Oscillatory Motion

dekoi

1.) A cube 1.50 cm on edge mounted on the end of strip that lies in vertical plane. Mass of strip is neglible, but the length of the strip is much larger than cube. The other end of strip is clamped on to a stationary frame. A horizontal force of 1.43 N applied to the cube is required to hold it 2.75 cm away from equilibrium. If the cube is released, what is the frequency of vibration?

Absolutely any hints would be appreciated.


2.) A 2kg object is attached to a spring and placed on a horizontal, smooth surface. A horizontal force of 20N is required to hold the object at rest when it is pulled 0.2 m from equil. Object is released from rest with initial position of .2 m . Find:
Force Konstant
Frequency
Max speed.
Max acceleration.
Total Energy
Velocity when position is equal to one third of maximum value is 1.33 m/s.
Acceleration of object when its position is equal to one third of the maximum value.

The questions also had other parts. For these, i found that:
k= 100 N/m
f = 10 Hz
v = 1.4142 m/s
a = 9.99 m/s^2
The velocity when position is equal to one third of maximum value is 1.33 m/s.

However, how do i find the acceleration of object when its position is equal to one third of the maximum value?

Also, it wouldbe nice for someone to check my answers.



Thank you very much.

HallsofIvy

I don't see any way to give useful hints if you don't tell us what you do understand about this problem or what you have tried.
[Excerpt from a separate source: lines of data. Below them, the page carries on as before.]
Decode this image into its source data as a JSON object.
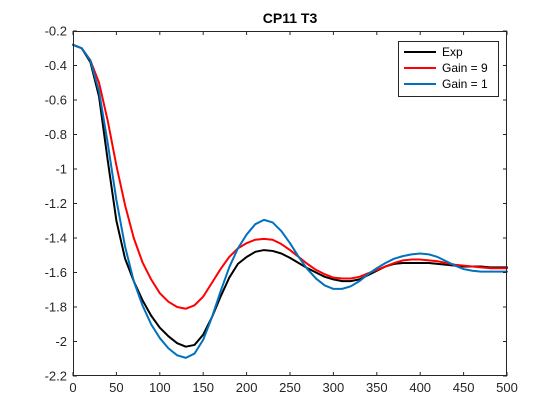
{
  "chart_data": {
    "type": "line",
    "title": "CP11 T3",
    "xlabel": "",
    "ylabel": "",
    "xlim": [
      0,
      500
    ],
    "ylim": [
      -2.2,
      -0.2
    ],
    "xticks": [
      0,
      50,
      100,
      150,
      200,
      250,
      300,
      350,
      400,
      450,
      500
    ],
    "yticks": [
      -2.2,
      -2,
      -1.8,
      -1.6,
      -1.4,
      -1.2,
      -1,
      -0.8,
      -0.6,
      -0.4,
      -0.2
    ],
    "xtick_labels": [
      "0",
      "50",
      "100",
      "150",
      "200",
      "250",
      "300",
      "350",
      "400",
      "450",
      "500"
    ],
    "ytick_labels": [
      "-2.2",
      "-2",
      "-1.8",
      "-1.6",
      "-1.4",
      "-1.2",
      "-1",
      "-0.8",
      "-0.6",
      "-0.4",
      "-0.2"
    ],
    "grid": false,
    "legend_position": "top-right",
    "series": [
      {
        "name": "Exp",
        "color": "#000000",
        "points": [
          [
            0,
            -0.28
          ],
          [
            10,
            -0.3
          ],
          [
            20,
            -0.38
          ],
          [
            30,
            -0.58
          ],
          [
            40,
            -0.95
          ],
          [
            50,
            -1.3
          ],
          [
            60,
            -1.52
          ],
          [
            70,
            -1.65
          ],
          [
            80,
            -1.76
          ],
          [
            90,
            -1.85
          ],
          [
            100,
            -1.92
          ],
          [
            110,
            -1.97
          ],
          [
            120,
            -2.01
          ],
          [
            130,
            -2.03
          ],
          [
            140,
            -2.02
          ],
          [
            150,
            -1.96
          ],
          [
            160,
            -1.86
          ],
          [
            170,
            -1.74
          ],
          [
            180,
            -1.63
          ],
          [
            190,
            -1.55
          ],
          [
            200,
            -1.51
          ],
          [
            210,
            -1.48
          ],
          [
            220,
            -1.47
          ],
          [
            230,
            -1.475
          ],
          [
            240,
            -1.49
          ],
          [
            250,
            -1.515
          ],
          [
            260,
            -1.545
          ],
          [
            270,
            -1.575
          ],
          [
            280,
            -1.6
          ],
          [
            290,
            -1.625
          ],
          [
            300,
            -1.64
          ],
          [
            310,
            -1.65
          ],
          [
            320,
            -1.65
          ],
          [
            330,
            -1.64
          ],
          [
            340,
            -1.615
          ],
          [
            350,
            -1.59
          ],
          [
            360,
            -1.565
          ],
          [
            370,
            -1.55
          ],
          [
            380,
            -1.545
          ],
          [
            390,
            -1.545
          ],
          [
            400,
            -1.545
          ],
          [
            410,
            -1.545
          ],
          [
            420,
            -1.55
          ],
          [
            430,
            -1.555
          ],
          [
            440,
            -1.56
          ],
          [
            450,
            -1.565
          ],
          [
            460,
            -1.565
          ],
          [
            470,
            -1.565
          ],
          [
            480,
            -1.57
          ],
          [
            490,
            -1.57
          ],
          [
            500,
            -1.57
          ]
        ]
      },
      {
        "name": "Gain = 9",
        "color": "#ff0000",
        "points": [
          [
            0,
            -0.28
          ],
          [
            10,
            -0.3
          ],
          [
            20,
            -0.37
          ],
          [
            30,
            -0.5
          ],
          [
            40,
            -0.72
          ],
          [
            50,
            -0.98
          ],
          [
            60,
            -1.21
          ],
          [
            70,
            -1.4
          ],
          [
            80,
            -1.54
          ],
          [
            90,
            -1.64
          ],
          [
            100,
            -1.72
          ],
          [
            110,
            -1.77
          ],
          [
            120,
            -1.8
          ],
          [
            130,
            -1.81
          ],
          [
            140,
            -1.79
          ],
          [
            150,
            -1.74
          ],
          [
            160,
            -1.66
          ],
          [
            170,
            -1.58
          ],
          [
            180,
            -1.51
          ],
          [
            190,
            -1.46
          ],
          [
            200,
            -1.43
          ],
          [
            210,
            -1.41
          ],
          [
            220,
            -1.405
          ],
          [
            230,
            -1.41
          ],
          [
            240,
            -1.435
          ],
          [
            250,
            -1.47
          ],
          [
            260,
            -1.51
          ],
          [
            270,
            -1.55
          ],
          [
            280,
            -1.585
          ],
          [
            290,
            -1.61
          ],
          [
            300,
            -1.63
          ],
          [
            310,
            -1.635
          ],
          [
            320,
            -1.635
          ],
          [
            330,
            -1.625
          ],
          [
            340,
            -1.605
          ],
          [
            350,
            -1.585
          ],
          [
            360,
            -1.565
          ],
          [
            370,
            -1.545
          ],
          [
            380,
            -1.53
          ],
          [
            390,
            -1.525
          ],
          [
            400,
            -1.525
          ],
          [
            410,
            -1.53
          ],
          [
            420,
            -1.535
          ],
          [
            430,
            -1.545
          ],
          [
            440,
            -1.555
          ],
          [
            450,
            -1.56
          ],
          [
            460,
            -1.565
          ],
          [
            470,
            -1.57
          ],
          [
            480,
            -1.575
          ],
          [
            490,
            -1.575
          ],
          [
            500,
            -1.575
          ]
        ]
      },
      {
        "name": "Gain = 1",
        "color": "#0072bd",
        "points": [
          [
            0,
            -0.28
          ],
          [
            10,
            -0.3
          ],
          [
            20,
            -0.37
          ],
          [
            30,
            -0.55
          ],
          [
            40,
            -0.85
          ],
          [
            50,
            -1.18
          ],
          [
            60,
            -1.45
          ],
          [
            70,
            -1.65
          ],
          [
            80,
            -1.79
          ],
          [
            90,
            -1.9
          ],
          [
            100,
            -1.98
          ],
          [
            110,
            -2.04
          ],
          [
            120,
            -2.08
          ],
          [
            130,
            -2.095
          ],
          [
            140,
            -2.07
          ],
          [
            150,
            -1.99
          ],
          [
            160,
            -1.86
          ],
          [
            170,
            -1.71
          ],
          [
            180,
            -1.57
          ],
          [
            190,
            -1.46
          ],
          [
            200,
            -1.38
          ],
          [
            210,
            -1.32
          ],
          [
            220,
            -1.295
          ],
          [
            230,
            -1.31
          ],
          [
            240,
            -1.36
          ],
          [
            250,
            -1.43
          ],
          [
            260,
            -1.51
          ],
          [
            270,
            -1.58
          ],
          [
            280,
            -1.635
          ],
          [
            290,
            -1.675
          ],
          [
            300,
            -1.695
          ],
          [
            310,
            -1.695
          ],
          [
            320,
            -1.68
          ],
          [
            330,
            -1.65
          ],
          [
            340,
            -1.61
          ],
          [
            350,
            -1.575
          ],
          [
            360,
            -1.545
          ],
          [
            370,
            -1.52
          ],
          [
            380,
            -1.505
          ],
          [
            390,
            -1.495
          ],
          [
            400,
            -1.49
          ],
          [
            410,
            -1.495
          ],
          [
            420,
            -1.51
          ],
          [
            430,
            -1.535
          ],
          [
            440,
            -1.56
          ],
          [
            450,
            -1.58
          ],
          [
            460,
            -1.59
          ],
          [
            470,
            -1.595
          ],
          [
            480,
            -1.595
          ],
          [
            490,
            -1.595
          ],
          [
            500,
            -1.595
          ]
        ]
      }
    ]
  }
}
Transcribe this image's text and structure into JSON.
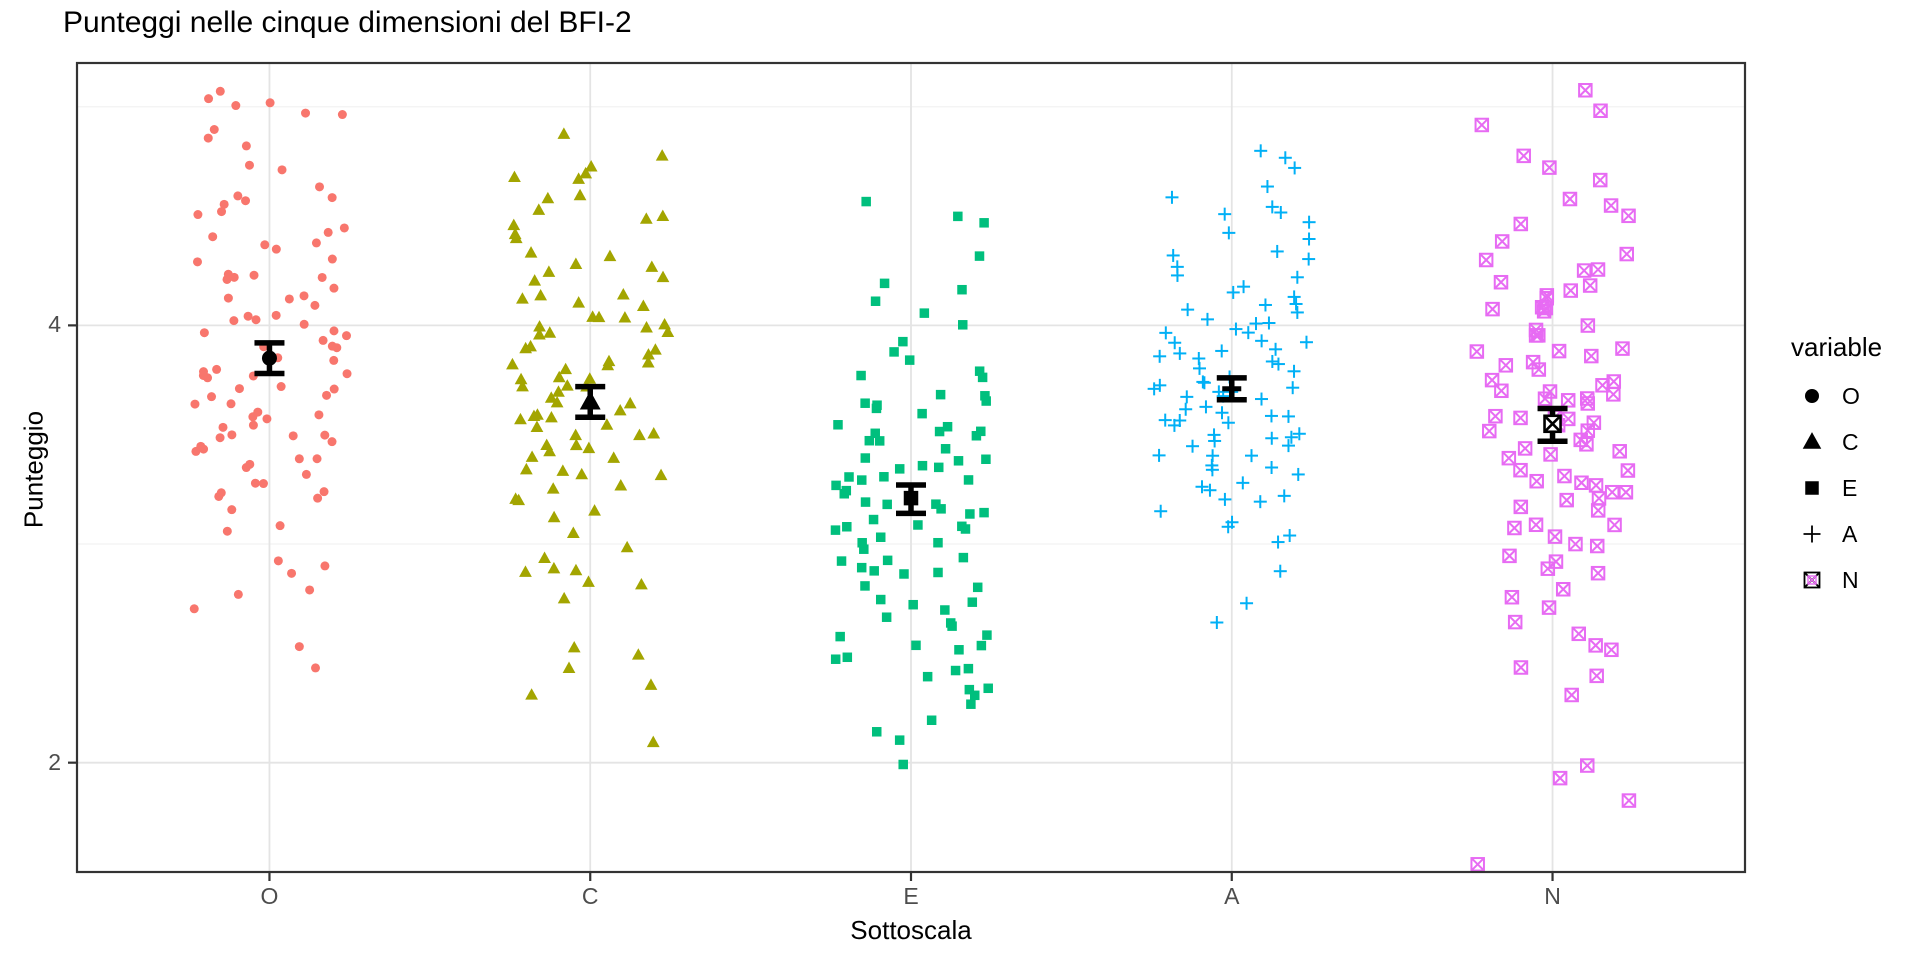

Clearly the "strip" is being considered like a spring. Do you know how to find the "spring constant"? If this were part of a differential equations course, you might then be expected to set up and solve the differential equation of motion. If not then you may have been given a formula for period based on the spring constant.

It would have been simpler if you had told us what "k", "f", etc. mean!
I guess that "k" is what you called the "frequncy Konstant" and I would call the "spring constant".
Yes, 20 N/.2 m= 100 N/m.
No, I do NOT get 10Hz for the frequency but I do get "1.4142" (√(2)) for the maximum speed. And I get 10 m/s², not "0.99" for the maximum acceleration.

Since you found the velocity when the position is 1/3 of its maximum, I presum that you found the time, t, when that happens (and I would argue that the question is ambiguous- there are two different answers to that question). You should be able to just plug that into the equation for acceleration.

If you could do all that for problem 2, why aren't you able to do problem 1? It's essentially the same.